Der US-Präsident erklärt, keine Strategie im Kampf gegen die Extremisten im Irak und in Syrien zu haben. Schnelle Luftangriffe der USA scheinen inzwischen nicht mehr sehr wahrscheinlich zu sein.

Washington - Dieser Satz dürfte ihn noch einige Zeit verfolgen. Als US-Präsident Barack Obama jetzt seine Pläne für den Kampf gegen die Terrormiliz IS im Irak und in Syrien vorstellen wollte, räumte er in bemerkenswerter Offenheit ein: „Wir haben noch keine Strategie.“ Prompt hagelte es Kritik an dem scheinbar planlosen Präsidenten – und das Weiße Haus ging in den Verteidigungsmodus über.

 

Obamas jüngste Pressekonferenz stand in bemerkenswertem Kontrast zu seinem Auftritt vor gut einer Woche. Als er damals über die Hinrichtung des US-Journalisten James Foley sprach, fühlten sich Beobachter an seinen Amtsvorgänger George W. Bush erinnert. Obama sprach von IS als einem Krebsgeschwür, das es auszumerzen gelte. „Wir werden unnachgiebig sein“, sagte der Friedensnobelpreisträger. US-Verteidigungsminister Chuck Hagel nannte die sunnitische Terrortruppe die größte Bedrohung für die USA seit den Anschlägen vom 11. September. Und spätestens als hohe US-Militärs erklärten, wie die Miliz zu besiegen sei, schien es nur noch eine Frage von Tagen zu sein, bis Obama Luftschläge auch in Syrien anordnen würde.

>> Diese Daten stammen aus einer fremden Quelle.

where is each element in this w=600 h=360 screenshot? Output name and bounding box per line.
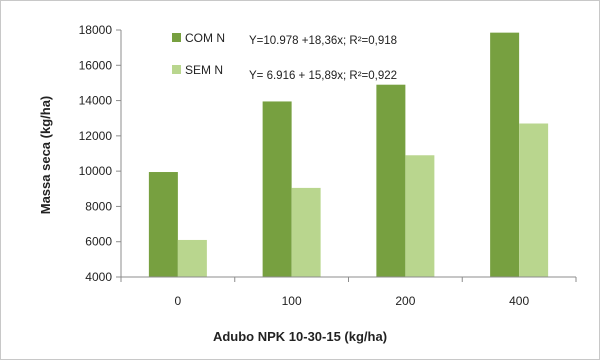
x-tick-label-0: 0	[175, 294, 182, 308]
bar-com-n-400	[490, 32, 520, 278]
legend-label-sem-n: SEM N	[185, 63, 223, 77]
bar-com-n-100	[262, 101, 292, 277]
bars-group	[148, 32, 549, 278]
regression-equation-sem-n: Y= 6.916 + 15,89x; R²=0,922	[249, 70, 397, 82]
x-tick-label-400: 400	[509, 294, 529, 308]
legend-label-com-n: COM N	[185, 31, 225, 45]
y-tick-label-16000: 16000	[79, 58, 113, 72]
y-tick-label-8000: 8000	[85, 199, 112, 213]
x-ticks-group: 0 100 200 400	[120, 277, 577, 308]
x-tick-label-100: 100	[282, 294, 302, 308]
bar-sem-n-400	[519, 123, 549, 277]
legend: COM N SEM N	[172, 31, 225, 77]
y-tick-label-18000: 18000	[79, 23, 113, 37]
bar-com-n-200	[376, 84, 406, 277]
bar-com-n-0	[148, 172, 178, 277]
y-tick-label-12000: 12000	[79, 129, 113, 143]
y-axis-title: Massa seca (kg/ha)	[38, 96, 53, 215]
bar-sem-n-100	[291, 187, 321, 277]
x-tick-label-200: 200	[395, 294, 415, 308]
legend-swatch-com-n	[172, 33, 181, 42]
bar-sem-n-0	[177, 239, 207, 277]
y-tick-label-10000: 10000	[79, 164, 113, 178]
y-tick-label-14000: 14000	[79, 94, 113, 108]
x-axis-title: Adubo NPK 10-30-15 (kg/ha)	[213, 329, 387, 344]
y-tick-label-6000: 6000	[85, 235, 112, 249]
legend-swatch-sem-n	[172, 65, 181, 74]
y-ticks-group: 4000 6000 8000 10000 12000 14000 16000 18000	[79, 23, 121, 284]
y-tick-label-4000: 4000	[85, 270, 112, 284]
regression-equation-com-n: Y=10.978 +18,36x; R²=0,918	[249, 35, 397, 47]
bar-sem-n-200	[405, 155, 435, 277]
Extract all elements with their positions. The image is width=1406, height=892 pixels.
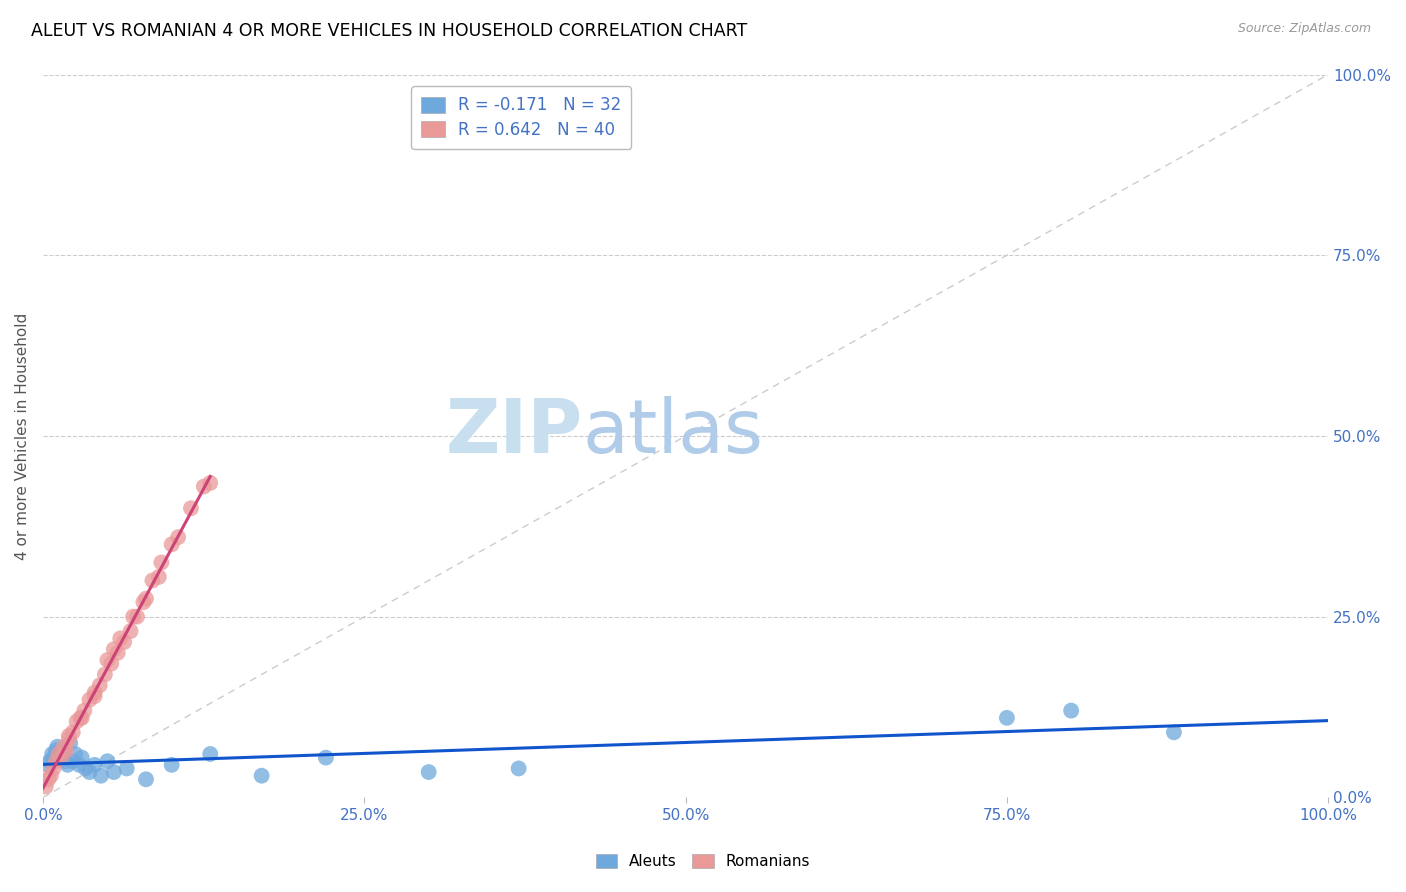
Point bbox=[45, 743, 67, 757]
Point bbox=[83, 689, 105, 703]
Point bbox=[83, 685, 105, 699]
Point bbox=[150, 556, 173, 570]
Point bbox=[315, 750, 337, 764]
Point bbox=[58, 732, 80, 747]
Point bbox=[94, 667, 117, 681]
Point bbox=[89, 678, 111, 692]
Point bbox=[55, 743, 77, 757]
Point bbox=[51, 747, 73, 761]
Point bbox=[67, 757, 90, 772]
Point bbox=[418, 765, 440, 780]
Point bbox=[75, 761, 97, 775]
Point bbox=[160, 537, 183, 551]
Point bbox=[56, 757, 79, 772]
Point bbox=[160, 757, 183, 772]
Point bbox=[70, 711, 93, 725]
Point bbox=[167, 530, 190, 544]
Point bbox=[65, 747, 87, 761]
Point bbox=[35, 757, 58, 772]
Point bbox=[39, 769, 62, 783]
Point bbox=[200, 747, 222, 761]
Point bbox=[508, 761, 530, 775]
Point bbox=[48, 747, 70, 761]
Point bbox=[59, 736, 82, 750]
Text: ZIP: ZIP bbox=[446, 396, 583, 469]
Point bbox=[995, 711, 1018, 725]
Point bbox=[96, 754, 118, 768]
Point bbox=[180, 501, 202, 516]
Legend: Aleuts, Romanians: Aleuts, Romanians bbox=[589, 847, 817, 875]
Legend: R = -0.171   N = 32, R = 0.642   N = 40: R = -0.171 N = 32, R = 0.642 N = 40 bbox=[412, 87, 631, 149]
Point bbox=[107, 646, 129, 660]
Point bbox=[62, 754, 84, 768]
Point bbox=[65, 714, 87, 729]
Point bbox=[37, 772, 59, 787]
Point bbox=[135, 591, 157, 606]
Point bbox=[52, 739, 75, 754]
Point bbox=[42, 761, 65, 775]
Point bbox=[115, 761, 138, 775]
Point bbox=[46, 739, 69, 754]
Point bbox=[53, 754, 76, 768]
Point bbox=[42, 750, 65, 764]
Point bbox=[1163, 725, 1185, 739]
Point bbox=[100, 657, 122, 671]
Point bbox=[250, 769, 273, 783]
Point bbox=[125, 609, 148, 624]
Point bbox=[193, 479, 215, 493]
Point bbox=[73, 704, 96, 718]
Point bbox=[35, 780, 58, 794]
Point bbox=[120, 624, 142, 639]
Point bbox=[79, 693, 101, 707]
Point bbox=[79, 765, 101, 780]
Point bbox=[51, 750, 73, 764]
Point bbox=[49, 750, 72, 764]
Point bbox=[45, 754, 67, 768]
Point bbox=[122, 609, 145, 624]
Y-axis label: 4 or more Vehicles in Household: 4 or more Vehicles in Household bbox=[15, 312, 30, 559]
Text: ALEUT VS ROMANIAN 4 OR MORE VEHICLES IN HOUSEHOLD CORRELATION CHART: ALEUT VS ROMANIAN 4 OR MORE VEHICLES IN … bbox=[31, 22, 747, 40]
Point bbox=[62, 725, 84, 739]
Point bbox=[96, 653, 118, 667]
Point bbox=[200, 475, 222, 490]
Text: Source: ZipAtlas.com: Source: ZipAtlas.com bbox=[1237, 22, 1371, 36]
Point bbox=[132, 595, 155, 609]
Point bbox=[112, 635, 135, 649]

Nicht noch mal eine rote Linie

Doch Obama will sich damit offenbar Zeit lassen und vermeiden, wieder eine rote Linie im Nahen Osten zu ziehen. Im vergangenen September hatte der US-Präsident nach einem Massaker mit Giftgas an syrischen Zivilisten schon einmal mit einem Militärschlag gedroht, diesen aber schließlich abgeblasen. „Syrien ist nicht nur eine militärische Angelegenheit, es ist auch eine politische“, sagte Obama jetzt.

Nun soll erst US-Außenminister John Kerry nach Verbündeten im Kampf gegen IS suchen. Das könnten arabische Staaten sein, aber auch westliche Alliierte. Zudem soll Verteidigungsminister Hagel Pläne für Militärschläge in Syrien vorlegen, die zwar IS nachhaltig treffen, aber nicht indirekt das Assad-Regime unterstützen. In US-Medien hieß es in den vergangenen Tagen, Armee und Geheimdienste hätten noch nicht genügend Informationen über IS in Syrien und zudem die Sorge, dass die Luftabwehr der regulären syrischen Armee eine ernsthafte Gefahr für US-Flugzeuge darstellen könnte. Schließlich werde es auch noch Beratungen mit dem US-Kongress über das militärische Vorgehen geben, kündigte Obama an. „Wir müssen sicher sein, klare Pläne zu haben“, sagte er.

Ist eine Freiwilligenarmee die Lösung?

Ausgewiesene Nahost-Experten wie Kenneth Pollack glauben ohnehin, dass es mit Luftschlägen gegen die Terrormiliz nicht getan ist. Pollack schlug in einem Aufsatz in der Fachzeitschrift „Foreign Affairs“ vor, die USA sollten etwa in Jordanien und in der Türkei eine syrische Freiwilligenarmee ausbilden und diese dann zeitgleich in den Kampf gegen Assad und IS schicken. Das werde zwei bis fünf Jahre dauern und verspreche mehr Erfolg als Luftschläge allein. Damit werde auch ein Einsatz von US-Bodentruppen vermieden, den die Mehrzahl der Amerikaner nach den Kriegen in Afghanistan und im Irak ablehne.

Obamas auffällige Zurückhaltung in einer der schwersten außenpolitischen Krisen seiner bisherigen Amtszeit rief ätzende Kritik aus den Reihen der Republikaner hervor. John McCain twitterte empört, IS sei die größte und reichste Terrorgruppe aller Zeiten – doch der Präsident räume freimütig ein, keine Strategie zu haben. Mike Rogers, Vorsitzender des Geheimdienstausschusses im Repräsentantenhaus, sagte, er sei schockiert gewesen.